The case becomes even more complicated when a member of Georgia’s own family is arrested for the woman’s murder. Georgia’s own life is threatened when she continues to investigate.

The author, Marissa Shrock, presents a fascinating mystery with a multitude of potential suspects, each with a plausible motive.

Ms. Shrock places her story in a fictional town in Indiana and creates a believable story world of a small town farming community with families that have been there for generations. The author brings the community to life with cleverly crafted characters and relationships that extend back years.

Ms. Shrock also adds believable romantic complications to Georgia’s life without slipping into a formulaic exposition of the romance genre.

Georgia stands out as a character. Dedicated and determined to run her own farm and to find the killer. She is strong in many areas, but also flawed. And the tension between the two draws us to the character. The characters surrounding her offer both support and frustration. I particularly enjoy Georgia’s self-deprecation. She’s aware of her weaknesses and doesn’t take herself too seriously.

The writing is solid and strong and creative.

I look forward to the next Georgia Rae Winston mystery.


Treasure Box by Orson Scott Card

I found this gem of a book on a recent journey to a used bookstore. I consider my self a long time fan of Mr. Card ever since I read Ender’s Game. I thought I had read most of his work. Until I discovered this one, published in 1996. Don’t know how I missed it.

It’s a ghost story with the ultimate paranormal twist where our hero ends up fighting evil incarnate.

The story is full of Mr. Card’s talent as a storyteller.
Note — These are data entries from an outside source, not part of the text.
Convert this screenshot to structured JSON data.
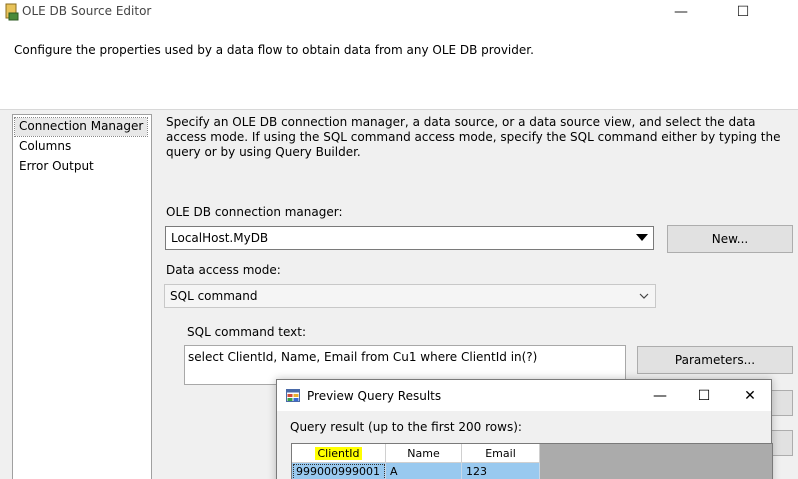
{
  "window": {
    "title": "OLE DB Source Editor",
    "icon": "ssis-source-icon",
    "minimize_glyph": "—",
    "maximize_glyph": "☐"
  },
  "header": {
    "description": "Configure the properties used by a data flow to obtain data from any OLE DB provider."
  },
  "nav": {
    "items": [
      {
        "label": "Connection Manager",
        "selected": true
      },
      {
        "label": "Columns",
        "selected": false
      },
      {
        "label": "Error Output",
        "selected": false
      }
    ]
  },
  "content": {
    "description": "Specify an OLE DB connection manager, a data source, or a data source view, and select the data access mode. If using the SQL command access mode, specify the SQL command either by typing the query or by using Query Builder.",
    "connection_label": "OLE DB connection manager:",
    "connection_value": "LocalHost.MyDB",
    "new_button": "New...",
    "access_mode_label": "Data access mode:",
    "access_mode_value": "SQL command",
    "sql_label": "SQL command text:",
    "sql_text": "select ClientId, Name, Email from Cu1 where ClientId in(?)",
    "parameters_button": "Parameters..."
  },
  "preview": {
    "title": "Preview Query Results",
    "minimize_glyph": "—",
    "maximize_glyph": "☐",
    "close_glyph": "✕",
    "result_label": "Query result (up to the first 200 rows):",
    "columns": [
      "ClientId",
      "Name",
      "Email"
    ],
    "rows": [
      [
        "999000999001",
        "A",
        "123"
      ]
    ],
    "highlight_color": "#ffff00",
    "selection_color": "#99c9ef"
  }
}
The hero, Quentin Fears, is real and believable as a billionaire recluse who seems to have found true love until he discovers the woman of his life is a witch using him to release the ultimate of evil into the world.

All of the characters show Mr. Card’s gift of creating fascinating people who must deal with a world that is unlike anything they’ve ever experienced. The story world is anchored in America, but the invasion of the paranormal left me gasping. Mr. Card knows how to put the reader into a story and then surprise him with twists and turns. When you finish the book, you have the experience of a story that took you on a marvelous and horrifying to journey to an unexpected yet satisfying end.